After that’s done, it actually starts to load all rows, which is indicatied by a row count if you hover over the Query Reader.

mlauber71 · July 28, 2022, 7:57am

@r_jain depending on your database you could try and read the data in chunks and append it to a CSV file

r_jain · July 28, 2022, 8:26am

Thanks,

I have a impala database.

r_jain · July 28, 2022, 8:27am

Impala database
Fetching data from a view. It is 20 odd columns and there are no joins.
I am actually connecting through VPN.
I was thinking to rather host the workflow on the knime server and then try as that might speed up the process.
This usually did the trick when i was working with alteryx.

ArjenEX · July 28, 2022, 9:00am

Thanks!

Running on the KNIME server definitely helps if it has more resources available than your own workstation (and the db itself is not the bottleneck).

I had the same issue with querying view’s in SAP, which where a living nightmare to use.

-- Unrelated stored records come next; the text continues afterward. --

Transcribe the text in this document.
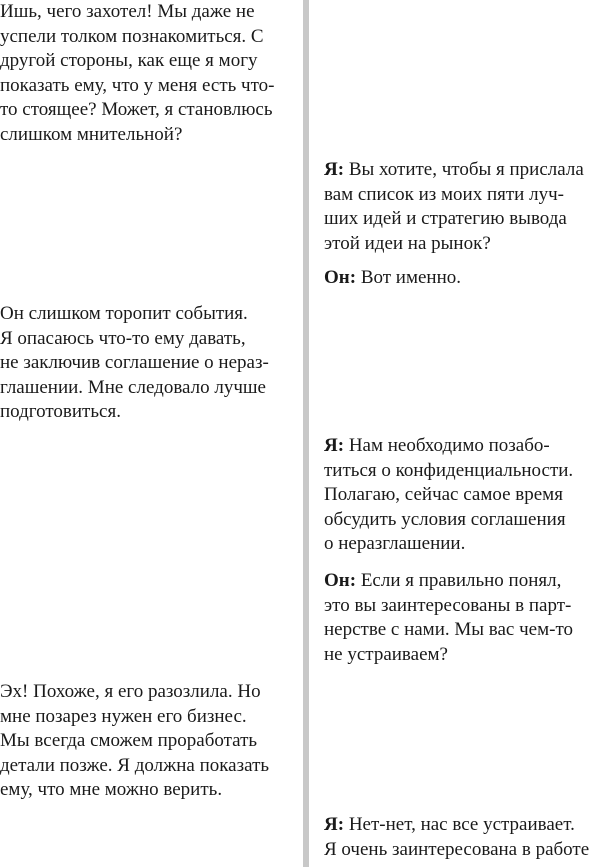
Ишь, чего захотел! Мы даже не
успели толком познакомиться. С
другой стороны, как еще я могу
показать ему, что у меня есть что-
то стоящее? Может, я становлюсь
слишком мнительной?
Он слишком торопит события.
Я опасаюсь что-то ему давать,
не заключив соглашение о нераз-
глашении. Мне следовало лучше
подготовиться.
Эх! Похоже, я его разозлила. Но
мне позарез нужен его бизнес.
Мы всегда сможем проработать
детали позже. Я должна показать
ему, что мне можно верить.
Я: Вы хотите, чтобы я прислала
вам список из моих пяти луч-
ших идей и стратегию вывода
этой идеи на рынок?
Он: Вот именно.
Я: Нам необходимо позабо-
титься о конфиденциальности.
Полагаю, сейчас самое время
обсудить условия соглашения
о неразглашении.
Он: Если я правильно понял,
это вы заинтересованы в парт-
нерстве с нами. Мы вас чем-то
не устраиваем?
Я: Нет-нет, нас все устраивает.
Я очень заинтересована в работе
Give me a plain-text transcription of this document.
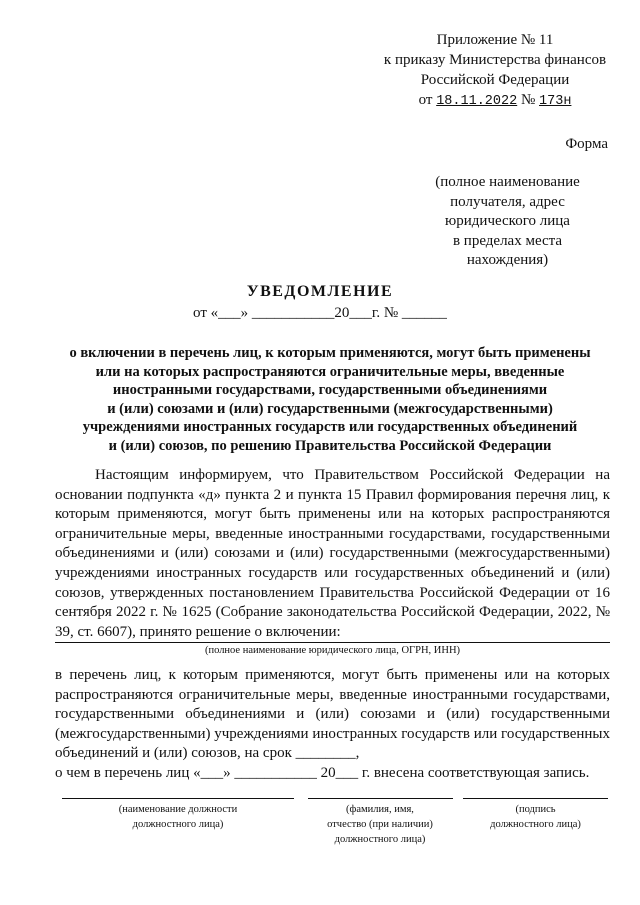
Приложение № 11
к приказу Министерства финансов
Российской Федерации
от 18.11.2022 № 173н
Форма
(полное наименование
получателя, адрес
юридического лица
в пределах места
нахождения)
УВЕДОМЛЕНИЕ
от «___» ___________20___г. № ______
о включении в перечень лиц, к которым применяются, могут быть применены
или на которых распространяются ограничительные меры, введенные
иностранными государствами, государственными объединениями
и (или) союзами и (или) государственными (межгосударственными)
учреждениями иностранных государств или государственных объединений
и (или) союзов, по решению Правительства Российской Федерации

Настоящим информируем, что Правительством Российской Федерации на основании подпункта «д» пункта 2 и пункта 15 Правил формирования перечня лиц, к которым применяются, могут быть применены или на которых распространяются ограничительные меры, введенные иностранными государствами, государственными объединениями и (или) союзами и (или) государственными (межгосударственными) учреждениями иностранных государств или государственных объединений и (или) союзов, утвержденных постановлением Правительства Российской Федерации от 16 сентября 2022 г. № 1625 (Собрание законодательства Российской Федерации, 2022, № 39, ст. 6607), принято решение о включении:

(полное наименование юридического лица, ОГРН, ИНН)

в перечень лиц, к которым применяются, могут быть применены или на которых распространяются ограничительные меры, введенные иностранными государствами, государственными объединениями и (или) союзами и (или) государственными (межгосударственными) учреждениями иностранных государств или государственных объединений и (или) союзов, на срок ________,

о чем в перечень лиц «___» ___________ 20___ г. внесена соответствующая запись.
(наименование должности
должностного лица)
(фамилия, имя,
отчество (при наличии)
должностного лица)
(подпись
должностного лица)
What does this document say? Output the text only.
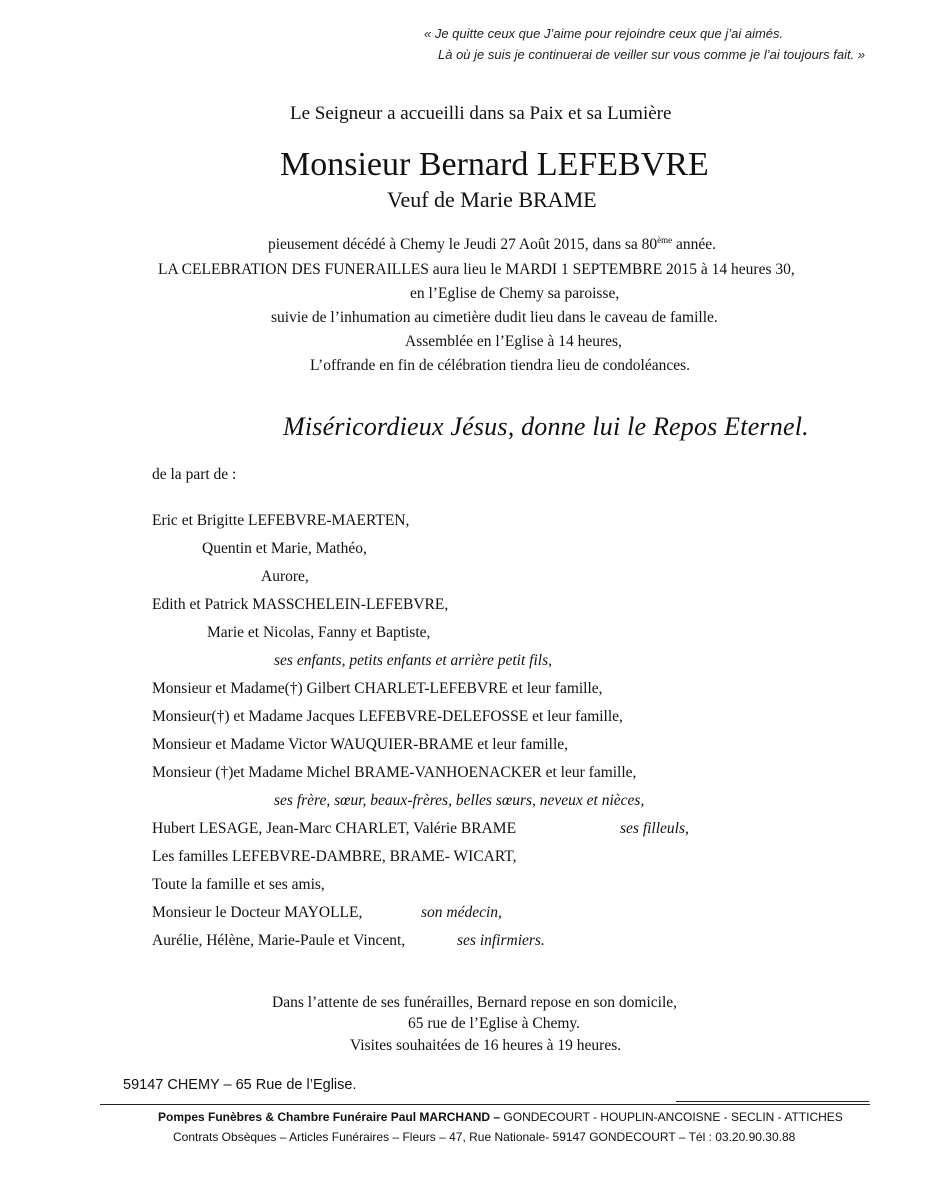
« Je quitte ceux que J’aime pour rejoindre ceux que j’ai aimés.
Là où je suis je continuerai de veiller sur vous comme je l’ai toujours fait. »
Le Seigneur a accueilli dans sa Paix et sa Lumière
Monsieur Bernard LEFEBVRE
Veuf de Marie BRAME
pieusement décédé à Chemy le Jeudi 27 Août 2015, dans sa 80ème année.
LA CELEBRATION DES FUNERAILLES aura lieu le MARDI 1 SEPTEMBRE 2015 à 14 heures 30,
en l’Eglise de Chemy sa paroisse,
suivie de l’inhumation au cimetière dudit lieu dans le caveau de famille.
Assemblée en l’Eglise à 14 heures,
L’offrande en fin de célébration tiendra lieu de condoléances.
Miséricordieux Jésus, donne lui le Repos Eternel.
de la part de :
Eric et Brigitte LEFEBVRE-MAERTEN,
Quentin et Marie, Mathéo,
Aurore,
Edith et Patrick MASSCHELEIN-LEFEBVRE,
Marie et Nicolas, Fanny et Baptiste,
ses enfants, petits enfants et arrière petit fils,
Monsieur et Madame(†) Gilbert CHARLET-LEFEBVRE et leur famille,
Monsieur(†) et Madame Jacques LEFEBVRE-DELEFOSSE et leur famille,
Monsieur et Madame Victor WAUQUIER-BRAME et leur famille,
Monsieur (†)et Madame Michel BRAME-VANHOENACKER et leur famille,
ses frère, sœur, beaux-frères, belles sœurs, neveux et nièces,
Hubert LESAGE, Jean-Marc CHARLET, Valérie BRAME	ses filleuls,
Les familles LEFEBVRE-DAMBRE, BRAME- WICART,
Toute la famille et ses amis,
Monsieur le Docteur MAYOLLE,	son médecin,
Aurélie, Hélène, Marie-Paule et Vincent,	ses infirmiers.
Dans l’attente de ses funérailles, Bernard repose en son domicile,
65 rue de l’Eglise à Chemy.
Visites souhaitées de 16 heures à 19 heures.
59147 CHEMY – 65 Rue de l’Eglise.
Pompes Funèbres & Chambre Funéraire Paul MARCHAND – GONDECOURT - HOUPLIN-ANCOISNE - SECLIN - ATTICHES
Contrats Obsèques – Articles Funéraires – Fleurs – 47, Rue Nationale- 59147 GONDECOURT – Tél : 03.20.90.30.88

Based on some documentation it appears Impala has a similar functionality. With a subject matter expert I eventually got the SAP source tables that were feeding the view and directly queried those. It worked like a charm afterwards.

If possible, I would try a similar exercise to circumnavigate the view.

kienerj · July 28, 2022, 9:22am

What matters a lot is location of your computer making the call and the database. Or said otherwise latency.
In a LAN with latency of 0.01 ms, stuff runs really fast. go to the cloud with 100 ms latency and it will run 1000x times slower.

mlauber71 · July 28, 2022, 11:43am

@r_jain with big data systems much might depend on the structure. You might want to learn about the partitions and maybe iterate over them and also make sure the statistics of the table are up to date.

Also if you can use filters best based on partitions you should use them.

system · October 26, 2022, 11:44am

This topic was automatically closed 90 days after the last reply. New replies are no longer allowed.